The New York Yankees have made another trade.
On Friday night, the Yankees sent backup catcher Jose Trevino to the Cincinnati Reds in exchange for right-handed relief pitcher Fernando Cruz and catcher Alex Jackson.
The New York Post was the first to report this deal before the Yankees officially announced it shortly thereafter.
There had been recent rumors that the Yankees could deal Trevino, who lost his starting job to 25-year-old Austin Wells during the 2024 season. Trevino was also entering the final year of his deal with New York.
With Wells emerging as the Yankees’ No. 1 catcher, the organization felt Trevino was expendable and made a move to bring in another veteran reliever as well as a potential backup catcher.
As Yankees On SI reported ahead of the trade deadline in July, the Yankees were persistently pursuing multiple Reds’ relievers. Although a deal between the two sides didn’t happen in season, a trade has now ultimately come to fruition in the offseason with the Yankees getting Cruz.

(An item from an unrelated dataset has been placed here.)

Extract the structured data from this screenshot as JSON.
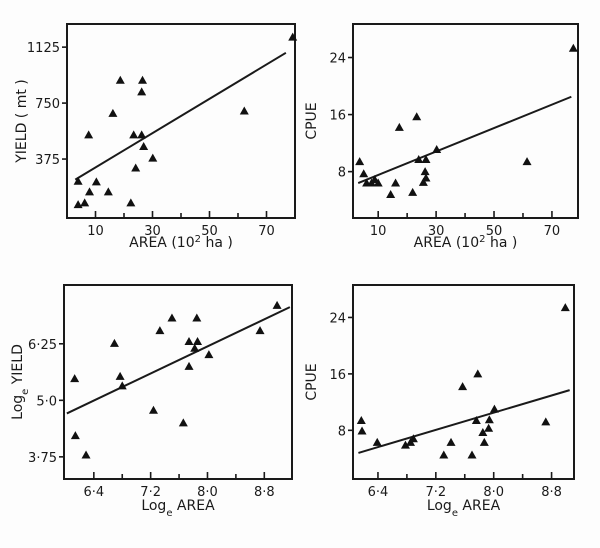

Cruz, 34, doesn’t reach arbitration until the 2026 season given he did not make his MLB debut until 2022, so he has several years of team control attached to him.
Cruz, whose most used pitch is a splitter, brings swing-and-miss stuff to the Yankees’ bullpen, notching 109 strikeouts in 66.2 innings (69 appearances) and an MLB-leading 14.7 K/9 in 2024. The righty was in the 99th percentile in both strikeout percentage and whiff percentage last season, per Baseball Savant.
However, he had an ERA of 4.86 and his 12.2% walk percentage ranked in the bottom 7% of the league. Cruz’s ground ball percentage, barrel percentage and hard hit rate also were also among the worst in baseball.
Cruz holds a career 4.52 ERA and 228 strikeouts in 141 appearances. Right-handed batters have hit just .187 off of him overall and .181 in 2024. Lefty swingers have produced a .238 average against him, but hit .264 versus Cruz last year.
The Yankees lost Clay Holmes to the Mets, but replaced him with All-Star closer and two-time Reliever of the Year winner Devin Williams. They re-signed Jonathan Loaisiga (expected back in April after 2024 Tommy John surgery) and have now brought in Cruz.
The Yankees could still re-sign key high-leverage relievers in lefty Tim Hill and righty Tommy Kahnle as well.
As for Jackson, he has a chance to win the backup catcher spot behind Wells on the Yankees’ Opening Day roster. Jackson, 28, hit .122 with a .438 OPS, three home runs and 12 RBI in 58 games for the Tampa Bay Rays last season. He also had two defensive runs saved behind the plate with the Rays.
Jackson has 124 games of big-league experience and signed a minor league deal with the Reds earlier in the offseason.
The Yankees will miss Trevino’s defensive skills as a backstop. The 32-year-old ranked fifth in baseball with 10 catcher framing runs and a 50.7% strike rate. In 2022, Trevino was an AL All-Star and won a Gold Glove Award, a Fielding Bible Award and the Platinum Glove Award as the best defensive player in his league.